イチロヲ

マルキ・ド・サドのジュスティーヌのイチロヲのレビュー・感想・評価

4.5
姉と生き別れになり、無実の罪を着せられた少女が、性倒錯者の慰み者にされてしまう。マルキ・ド・サド著「ジュスティーヌ または美徳の不幸」を映像化している、エロティック・ドラマ。

充足した性生活を生きる活力に変えようとする姉と、セックスの在り方に逡巡する無垢な妹を対比させていく論法。「女の魔性を利用しながら、したたかに生きる術」を実感することができない少女の、上昇と下降が描かれていく。

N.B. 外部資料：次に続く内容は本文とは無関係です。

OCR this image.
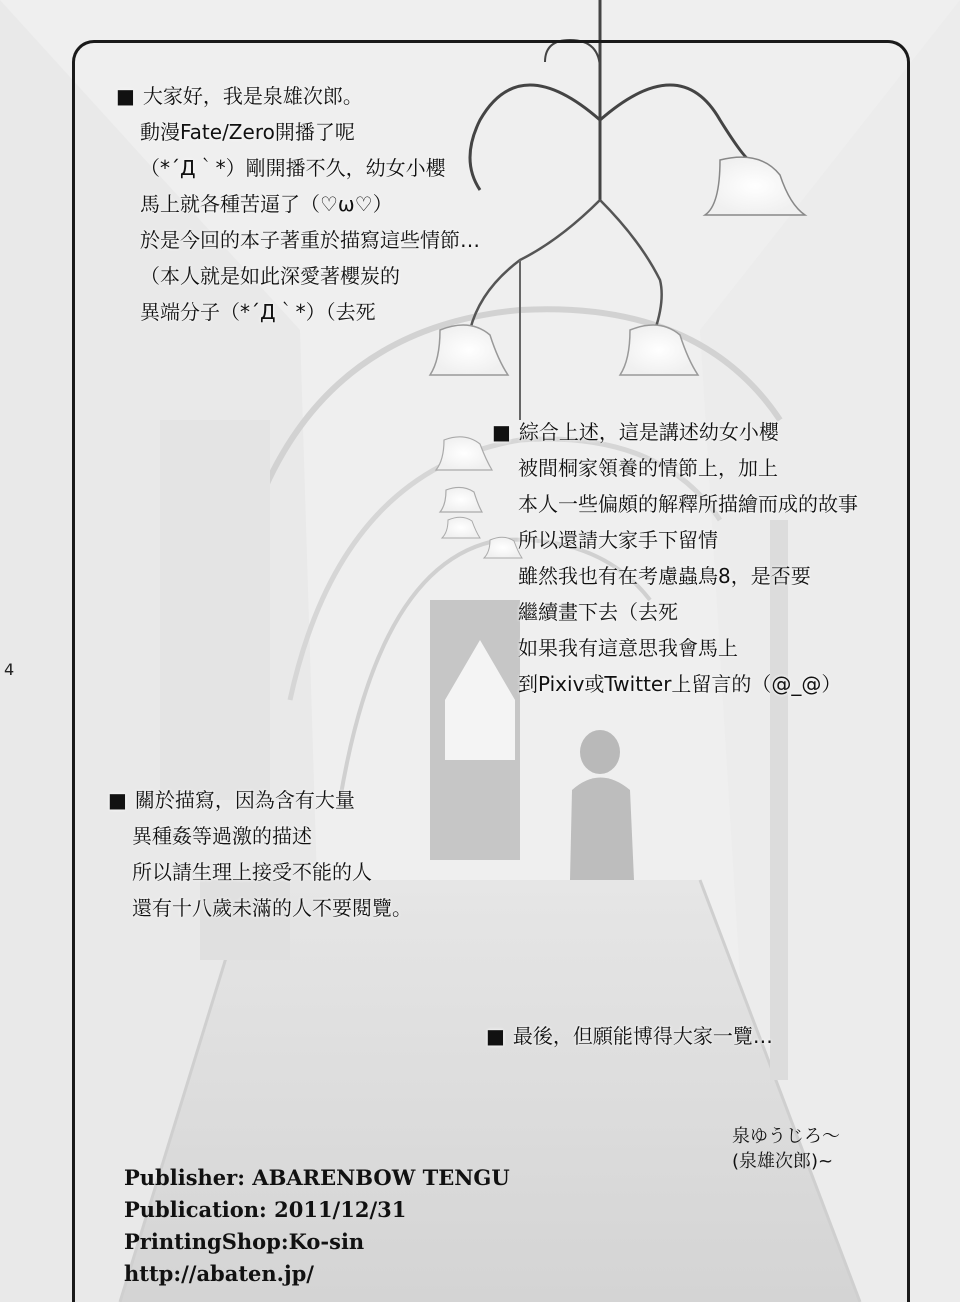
4

■ 大家好，我是泉雄次郎。

動漫Fate/Zero開播了呢

（*´Д｀*）剛開播不久，幼女小櫻

馬上就各種苦逼了（♡ω♡）

於是今回的本子著重於描寫這些情節…

（本人就是如此深愛著櫻炭的

異端分子（*´Д｀*）（去死

■ 綜合上述，這是講述幼女小櫻

被間桐家領養的情節上，加上

本人一些偏頗的解釋所描繪而成的故事

所以還請大家手下留情

雖然我也有在考慮蟲鳥8，是否要

繼續畫下去（去死

如果我有這意思我會馬上

到Pixiv或Twitter上留言的（@_@）

■ 關於描寫，因為含有大量

異種姦等過激的描述

所以請生理上接受不能的人

還有十八歲未滿的人不要閱覽。

■ 最後，但願能博得大家一覽…

泉ゆうじろ～

(泉雄次郎)~

Publisher: ABARENBOW TENGU

Publication: 2011/12/31

PrintingShop:Ko-sin

http://abaten.jp/
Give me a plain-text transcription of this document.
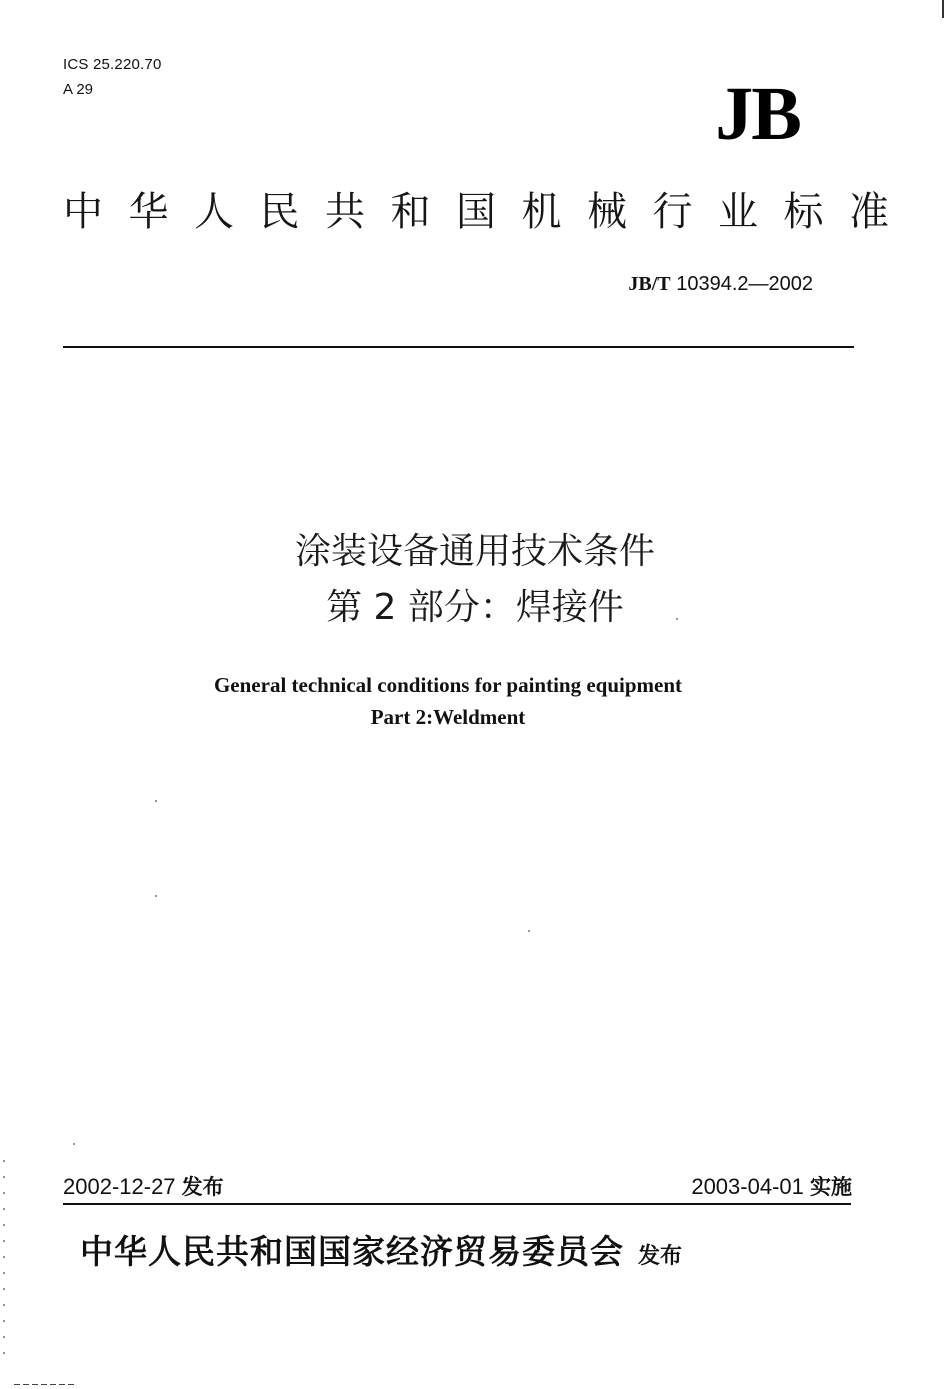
ICS 25.220.70
A 29	JB
中华人民共和国机械行业标准
JB/T 10394.2—2002
涂装设备通用技术条件
第 2 部分：焊接件
General technical conditions for painting equipment
Part 2:Weldment
2002-12-27 发布	2003-04-01 实施
中华人民共和国国家经济贸易委员会 发布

悲劇と喜劇の表裏性を含ませながら、人間の本能的行動を表現しており、「アホなことしてるなぁ、でも分かるなぁ」という同調性に浸ることができる。そして、大仰な音楽と共に登場する、獄中のサド侯爵(クラウス・キンスキー)に笑いを誘われる。

東映&日活の変態映画を先に観ていると、凌辱プレイの描写に不満が残ってしまうが、「色情狂の聖職者が出てくる成人映画は問答無用で面白い」の法則がきっちり働いているため、終始口角が上がった状態で鑑賞を楽しむことができる。